きっとあたしと今別府さんの交流はこれきりで途絶えるのだろう。前にあたしをスカウトしたやつが言っていた。約束と時間を破らないことが、雇用するための最低条件なのだと。
高速で既読することでなにかが変わるわけでもないのに、あたしは小さな希望に縋るように今別府さんとのDMを見つめる。画面をスワイプ。オフィスの住所と最寄り駅が丁寧に記されたメッセージが目についた。
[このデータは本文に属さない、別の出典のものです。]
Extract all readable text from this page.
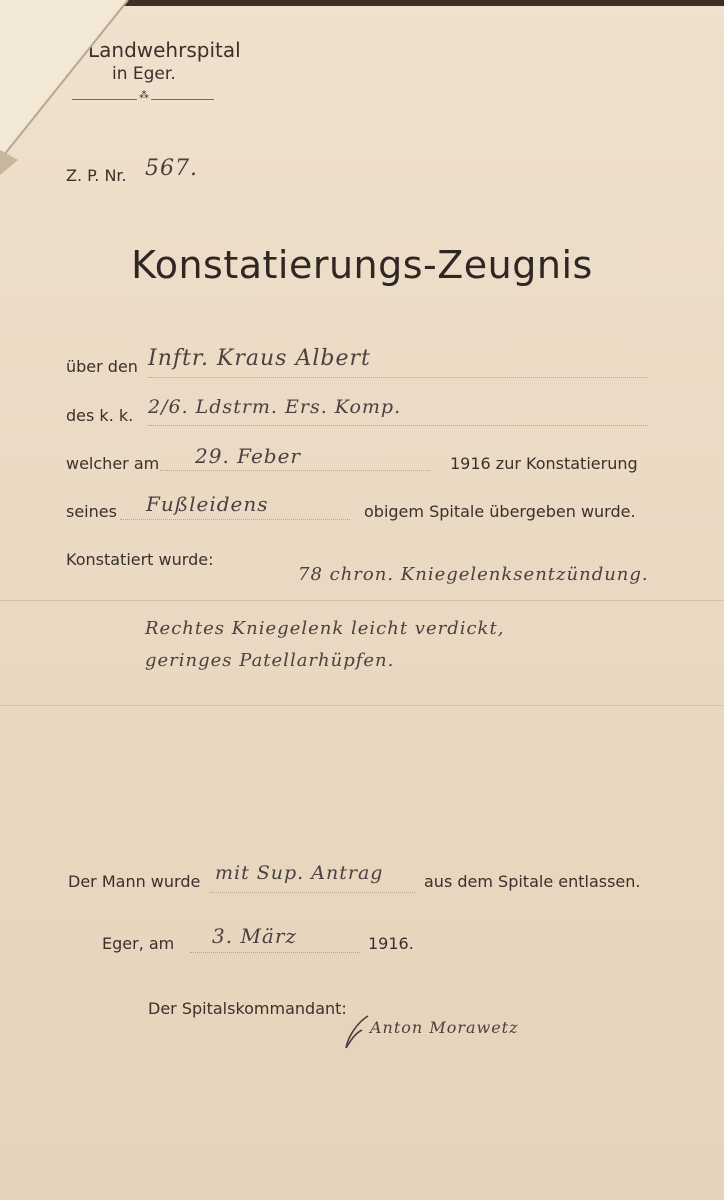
Landwehrspital
in Eger.
⁂
Z. P. Nr. 567.
Konstatierungs-Zeugnis
über den Inftr. Kraus Albert
des k. k. 2/6. Ldstrm. Ers. Komp.
welcher am 29. Feber	1916 zur Konstatierung
seines Fußleidens	obigem Spitale übergeben wurde.
Konstatiert wurde:
78 chron. Kniegelenksentzündung.
Rechtes Kniegelenk leicht verdickt,
geringes Patellarhüpfen.
Der Mann wurde mit Sup. Antrag	aus dem Spitale entlassen.
Eger, am 3. März	1916.
Der Spitalskommandant:
Anton Morawetz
あと一駅前なら県内だったんだけどな。……と、特に深い意味もなく思ったことが引き金となり、あたしの中でじわじわと違和感が蠢き出す。
「……県内」
ひとりごつ。
県内。
……なんだろう。このワードが妙に引っかかる。
ふと横に目をやり、ギターを電車に置き忘れるという大失態を侵したと気づくと同時、違和感の正体を掴んだ。
「ペトリコールか」
あたしが世界をぶっ壊してほしいと願った日のこと。
あいつは課題を二つ提示した。
ひとつは、南野と一日三十分話すこと。
ひとつは、あたしと南野が嫌い合うこと。
その途中で、あいつは思い出したように付け加えた。
県外に出ることもできなくなるから合計で三つだね、と。
明確な縛りとして機能しているのは県外に出られなくなることだ、と。
「ふざけるなよ……」
早くギターを取りに行かなくては、という焦りよりも、あの綺麗すぎて胡散臭い女に向ける怒りのほうが勝っていた。
勢いよく立ち上がって空を見上げ、爪を皮膚に食い込ませて声を張り上げる。
「おい、ペトリコール! 視てるんだろ!? なんとかしろよ!」
遠くで次の電車を待つ人たちが、何事かとあたしを振り返る。
構わず叫ぶ。
「あたしは願いを破棄した! その後も強いられた代償が継続するとは一言も聞いてないぞ!」
人様に迷惑だ、とあたしを窘めるように強い風が吹きつける。
「……なんとか言ったらどうなんだよ」
悄然とベンチに座る。
なんだかもう、ギターもどうでもよくなっていた。
「……あたしは一生、県外に出られないって言うのかよ」
とはいえ、生活する上で不自由を感じない都心郊外だ。それに加えて、山があって、海があって。これだけ揃っていながらそれでも物足りないというのなら、そいつはどこにいっても常になにかが足りないと感じながら生きていくことになるだろう。
あたしは自分の生まれ育った街が好きだ。けど、この街から一刻も早く抜け出したいと思っている。
好きだけど、泣く泣く手放さなくちゃいけない理由がある。
「……ごめんね、ほどく」
そのつぶやきは、誰にも届くことなく、こわいくらいに澄んだ空に運ばれていく。
遠くから潮騒が聞こえる。
やがて目の前に電車が停車し、あたしを置いて進んでいった。